ANOVAs and Geomorph

[This article was first published on geomorph, and kindly contributed to R-bloggers]. (You can report issue about the content on this page here)
Want to share your content on R-bloggers? click here if you have a blog, or here if you don't.

Within geomorph are several functions that perform analysis of variance (ANOVA), including
procD.lm()
procD.pgls()
advanced.procD.lm()
pairwiseD.test()
pairwise.slope.test()
trajectory,analysis()
bilat.symmetry()
plotAllometry()



Inherent in all of these functions is a common philosophy for ANOVA (although other philosophies exist).  The geomorph ANOVA philosophy is that: 
(1) resampling (randomization) procedures are used to generate empirical sampling distributions to assess significance of effects, 
(2) effect sizes are estimated as standard deviates from such sampling distributions, 
(3) sums of squares are calculated between nested models in sequential fashion, 
(4) the option to use appropriate exchangeable units under the null hypothesis is permitted and encouraged.  
This philosophy is most apparent in procD.lm, our most basic function, which is also the backbone for other functions.

The simplest way to explain the philosophy is to first describe how sums of squares (SS) are calculated (in geomorph and R or any other stats program).  The residual SS (RSS) of a linear model (also called the sum of squared error, SSE) is found as follows:

1)   Obtain residuals from a linear model, shape ~ X  (+ error), where X indicates some predictive (independent) variable (or set of variables) for the matrix of dependent variables, called shape.  This is a bit of simplification, and if one wishes to have more detail about linear models, Collyer et al. (2015, Heredity) is the main source on which this blog post is based.  The model error is a matrix of residuals.  Let’s call this matrix E, which has the same number of rows (observations) and columns (shape variables) as the matrix for shape.
2)   Find the sums of square and cross-products (SSCP) matrix as EEt, where the superscript, t, indicate matrix transposition.  This is a p × p symmetric matrix whose diagonal values are the squared distances for each observation for its predicted value.  In other words, the model shape ~ X indicates that to some extent, the variation in shape should be predicted by some variable (or set of variables), X, but this prediction is probably not perfectly precise.  The square distances are a measure – observation by observation – of the imprecision of the prediction of the linear model.  Sum these squared distances and we have RSS for the model.  By the way, if shape is a matrix of Procrustes residuals, then the squared distances are squared Procrustes distances in the space tangent to shape space.  Hence the name procD.lmProcrustes (squared) Distances from a linear model.

Thus, for any model, shape ~ X, we have a set of predicted shapes and a set of residuals.
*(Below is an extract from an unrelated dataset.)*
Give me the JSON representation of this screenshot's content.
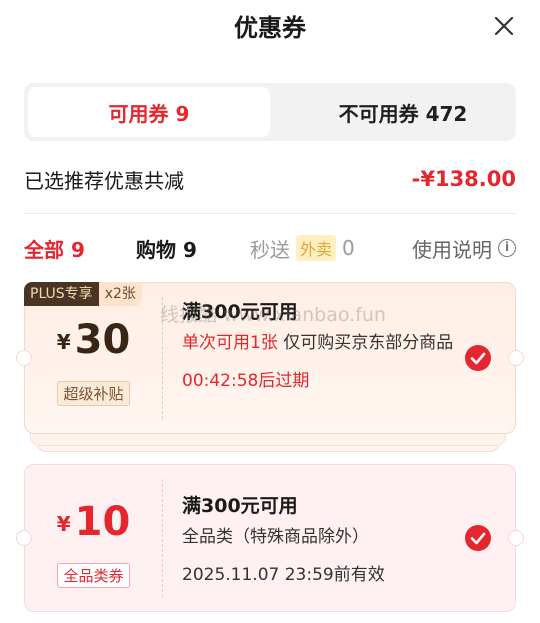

For any model, we can summarize the error of prediction by calculating RSS.  If we have two similar “nested” models – where “nested” indicates that all of the predictor variables in one model are contained in the other (along with other variables) – we can compare the RSS of the two models to determine if one model is “better”.  So, the fundamental component of ANOVA is to do a series of linear model comparisons, comparing the RSS between them to ascertain if the variables contained in one but missing in the other increase the predictive power of the linear model, thus reducing the error.  The SS of the “effect” is proportional to the reduction in RSS, for the effect describe by the change in variables.

For example, using the pupfish data in geomorph, let’s generate 4 linear model (fits) that increase in complexity, and find their RSS values:

library(geomorph)
data(pupfish)
shape <- two.d.array(pupfish$coords)

fit1 <- lm(shape ~ 1) # model contains just an intercept
fit2 <- lm(shape ~ log(pupfish$CS)) # allometric scaling of shape
fit3 <- lm(shape ~ log(pupfish$CS) + pupfish$Sex) # previous model
(fit2) + sexual dimorphism
fit4 <- lm(shape ~ log(pupfish$CS) * pupfish$Sex) # previous model (fit3) + interaction between sex and log(CS)

# A function for RSS

RSS <- function(fit) sum(diag(resid(fit)%*%t(resid(fit))))

# Apply to each model

RSS(fit1)
RSS(fit2)
RSS(fit3)
RSS(fit4)

#If done correctly, the results should be

> RSS(fit1)
[1] 0.05633287
> RSS(fit2)
[1] 0.04231359
> RSS(fit3)
[1] 0.03469854
> RSS(fit4)
[1] 0.03281081

What this illustrates is that by adding effects to the previous models, in sequence, starting with a model that contains only an intercept and ending with a model that contains log(CS), Sex, and log(CS)*Sex (in this particular sequence), the model error reduced each time.  Notice that if one were to subtract consecutive RSS values, this is the same SS found when using procD.lm.  Also notice that RSS(fit) is the “Total” SS and RSS(fit4) is the RSS for the “full” model from procD.lm.  
E.g.,

> RSS(fit1) – RSS(fit2)
[1] 0.01401928
> RSS(fit2) – RSS(fit3)
[1] 0.007615054
> RSS(fit3) – RSS(fit4)
[1] 0.001887732
> RSS(fit4)
[1] 0.03281081
> RSS(fit1)
[1] 0.05633287

> procD.lm(pupfish$coords ~ log(pupfish$CS) * pupfish$Sex)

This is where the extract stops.